Northwest Strategies, a public relations firm in Anchorage, shot video and photographs for seven or eight unnamed Republican clients during committee meetings and House and Senate floor sessions.
During an afternoon session in the House, a videographer and a photographer roamed the floor during breaks, collecting video of Republican Reps. Mike Hawker, Nick Stepovich, Gary Wilken and Speaker of the House Pete Kott, among others.
Jerry Mackie, a lobbyist, former state representative and an owner of Northwest Strategies, said the camera and photography crews received permission from the House and Senate prior to the special session to photograph and record video of their Republican clients.
"When I was in the Legislature I had people come and shoot pictures of me," Mackie said.
He said he was attending the special session as a lobbyist and not in his role as an owner of the advertising firm. But he said he did not have any particular clients for any of the special session agenda items.
"I'm just here keeping an eye on things," he said. But during a conversation in the hallway next to the House Finance committee hearing room, Mackie stopped a photographer to tell her to get a photo of Stepovich.
Mackie would not reveal his company's clients. He said copyright law prevents advertising firms from buying video footage of lawmakers on the floor from television news stations or live public broadcasts of meetings.

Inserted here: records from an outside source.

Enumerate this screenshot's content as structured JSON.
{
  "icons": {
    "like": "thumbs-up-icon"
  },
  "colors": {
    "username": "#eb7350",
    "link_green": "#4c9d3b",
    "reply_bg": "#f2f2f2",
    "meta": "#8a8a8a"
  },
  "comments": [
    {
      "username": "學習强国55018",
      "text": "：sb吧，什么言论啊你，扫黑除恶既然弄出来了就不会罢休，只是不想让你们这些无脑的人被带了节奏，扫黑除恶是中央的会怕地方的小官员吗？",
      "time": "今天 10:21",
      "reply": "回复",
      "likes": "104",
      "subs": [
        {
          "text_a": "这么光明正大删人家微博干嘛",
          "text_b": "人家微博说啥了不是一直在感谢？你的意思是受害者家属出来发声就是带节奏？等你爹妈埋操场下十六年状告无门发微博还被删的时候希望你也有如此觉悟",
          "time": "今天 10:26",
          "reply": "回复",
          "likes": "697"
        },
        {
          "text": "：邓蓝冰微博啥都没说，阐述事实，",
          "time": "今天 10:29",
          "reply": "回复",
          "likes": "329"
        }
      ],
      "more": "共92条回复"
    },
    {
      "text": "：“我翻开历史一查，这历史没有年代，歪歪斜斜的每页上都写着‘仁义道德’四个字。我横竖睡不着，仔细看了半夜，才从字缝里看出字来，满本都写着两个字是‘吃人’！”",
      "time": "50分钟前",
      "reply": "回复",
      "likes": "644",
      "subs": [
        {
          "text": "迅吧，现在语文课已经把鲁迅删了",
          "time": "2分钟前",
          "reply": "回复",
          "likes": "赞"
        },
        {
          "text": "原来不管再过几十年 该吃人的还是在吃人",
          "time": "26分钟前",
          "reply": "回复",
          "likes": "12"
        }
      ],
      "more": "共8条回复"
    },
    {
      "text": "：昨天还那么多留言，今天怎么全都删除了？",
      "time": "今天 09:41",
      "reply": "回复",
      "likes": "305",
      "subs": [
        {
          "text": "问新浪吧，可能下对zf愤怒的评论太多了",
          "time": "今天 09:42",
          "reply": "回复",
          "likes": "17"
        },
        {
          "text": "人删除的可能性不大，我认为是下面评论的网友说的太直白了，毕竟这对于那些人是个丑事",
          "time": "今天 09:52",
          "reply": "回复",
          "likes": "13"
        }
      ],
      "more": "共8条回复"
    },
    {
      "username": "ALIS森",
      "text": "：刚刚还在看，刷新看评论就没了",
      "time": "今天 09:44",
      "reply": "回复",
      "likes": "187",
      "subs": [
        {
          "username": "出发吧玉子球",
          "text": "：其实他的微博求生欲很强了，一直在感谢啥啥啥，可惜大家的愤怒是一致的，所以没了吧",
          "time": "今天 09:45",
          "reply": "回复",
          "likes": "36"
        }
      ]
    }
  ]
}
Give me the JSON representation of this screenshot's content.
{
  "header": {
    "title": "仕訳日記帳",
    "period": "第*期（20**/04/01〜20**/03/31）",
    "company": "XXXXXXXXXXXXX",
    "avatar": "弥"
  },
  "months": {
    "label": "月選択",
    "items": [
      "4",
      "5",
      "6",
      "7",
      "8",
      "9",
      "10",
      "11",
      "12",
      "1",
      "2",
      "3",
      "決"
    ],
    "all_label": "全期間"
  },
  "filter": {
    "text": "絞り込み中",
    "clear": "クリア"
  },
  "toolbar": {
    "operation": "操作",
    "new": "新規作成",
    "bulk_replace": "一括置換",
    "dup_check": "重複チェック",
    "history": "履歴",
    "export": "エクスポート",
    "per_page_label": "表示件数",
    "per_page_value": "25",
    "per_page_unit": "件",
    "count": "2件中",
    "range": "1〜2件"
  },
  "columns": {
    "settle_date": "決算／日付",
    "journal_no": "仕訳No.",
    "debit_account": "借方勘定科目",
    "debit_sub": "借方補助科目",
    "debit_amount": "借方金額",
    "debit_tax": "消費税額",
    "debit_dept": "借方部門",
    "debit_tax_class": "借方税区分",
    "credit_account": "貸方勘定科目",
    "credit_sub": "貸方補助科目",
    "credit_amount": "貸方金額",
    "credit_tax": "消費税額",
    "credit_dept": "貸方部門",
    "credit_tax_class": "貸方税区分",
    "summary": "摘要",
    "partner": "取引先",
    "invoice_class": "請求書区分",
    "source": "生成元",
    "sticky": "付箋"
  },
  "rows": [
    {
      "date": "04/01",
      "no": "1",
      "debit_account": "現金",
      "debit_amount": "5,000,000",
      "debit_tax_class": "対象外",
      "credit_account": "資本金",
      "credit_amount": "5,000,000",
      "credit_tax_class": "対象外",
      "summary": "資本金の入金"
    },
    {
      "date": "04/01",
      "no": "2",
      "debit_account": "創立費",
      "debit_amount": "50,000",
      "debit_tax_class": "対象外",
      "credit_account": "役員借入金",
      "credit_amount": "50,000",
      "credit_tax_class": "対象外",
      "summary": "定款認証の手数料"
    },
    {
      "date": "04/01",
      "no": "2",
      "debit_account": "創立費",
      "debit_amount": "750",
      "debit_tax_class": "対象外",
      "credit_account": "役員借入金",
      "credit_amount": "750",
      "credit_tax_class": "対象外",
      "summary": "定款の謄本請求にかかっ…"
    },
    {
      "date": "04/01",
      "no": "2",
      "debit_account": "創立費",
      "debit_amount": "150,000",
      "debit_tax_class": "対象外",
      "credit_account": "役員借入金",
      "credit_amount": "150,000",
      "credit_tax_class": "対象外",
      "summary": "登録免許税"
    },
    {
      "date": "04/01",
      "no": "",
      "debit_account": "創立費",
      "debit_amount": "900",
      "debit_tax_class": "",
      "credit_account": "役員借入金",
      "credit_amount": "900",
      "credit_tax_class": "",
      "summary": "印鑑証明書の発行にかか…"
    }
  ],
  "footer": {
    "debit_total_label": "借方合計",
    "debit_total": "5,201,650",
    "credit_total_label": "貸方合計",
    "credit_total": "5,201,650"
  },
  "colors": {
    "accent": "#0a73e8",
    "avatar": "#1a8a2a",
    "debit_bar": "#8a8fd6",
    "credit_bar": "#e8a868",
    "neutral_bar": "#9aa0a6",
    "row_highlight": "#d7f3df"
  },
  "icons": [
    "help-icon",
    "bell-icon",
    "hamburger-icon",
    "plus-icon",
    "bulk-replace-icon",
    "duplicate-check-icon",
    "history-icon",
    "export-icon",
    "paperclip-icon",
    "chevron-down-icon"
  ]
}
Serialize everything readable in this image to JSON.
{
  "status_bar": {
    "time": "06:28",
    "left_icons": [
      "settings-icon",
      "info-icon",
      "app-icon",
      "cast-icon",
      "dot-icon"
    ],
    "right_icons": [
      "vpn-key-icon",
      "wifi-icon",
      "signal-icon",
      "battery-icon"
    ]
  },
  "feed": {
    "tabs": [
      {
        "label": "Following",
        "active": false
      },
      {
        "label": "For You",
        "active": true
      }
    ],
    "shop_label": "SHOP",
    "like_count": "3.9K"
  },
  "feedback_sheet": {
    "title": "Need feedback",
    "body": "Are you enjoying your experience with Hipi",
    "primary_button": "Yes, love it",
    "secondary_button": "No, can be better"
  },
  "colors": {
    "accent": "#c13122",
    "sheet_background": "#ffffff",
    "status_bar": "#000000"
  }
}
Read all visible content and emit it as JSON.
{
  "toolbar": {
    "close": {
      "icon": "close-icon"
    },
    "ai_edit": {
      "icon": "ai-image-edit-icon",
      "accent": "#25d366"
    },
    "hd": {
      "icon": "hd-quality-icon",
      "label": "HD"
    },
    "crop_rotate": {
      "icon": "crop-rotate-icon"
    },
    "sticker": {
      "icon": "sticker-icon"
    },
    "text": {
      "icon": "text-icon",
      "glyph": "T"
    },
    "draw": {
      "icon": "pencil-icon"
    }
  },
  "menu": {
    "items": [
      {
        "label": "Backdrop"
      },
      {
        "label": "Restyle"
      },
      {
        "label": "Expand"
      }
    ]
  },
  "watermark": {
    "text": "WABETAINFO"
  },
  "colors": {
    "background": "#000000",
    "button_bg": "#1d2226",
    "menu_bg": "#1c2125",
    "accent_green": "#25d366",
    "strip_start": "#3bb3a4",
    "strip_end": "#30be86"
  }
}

House Rules Chairman Norm Rokeberg, R-Anchorage, said it is not uncommon for paid photographers to be given special access to the floor, noting that Democratic lawmakers had their own photo crews on the House floor near the end of the regular session in May. Rokeberg said Democrats had agreed that videographers would be allowed on the House floor as long as they only took photos of their own clients, not their clients' opponents.
But House Minority Leader Ethan Berkowitz, D-Anchorage, said he had not heard about the videographers until they appeared Wednesday on the House floor. He said Rokeberg and Northwest Strategies should have contacted the Legislative Ethics Committee for permission before granting the videographers access.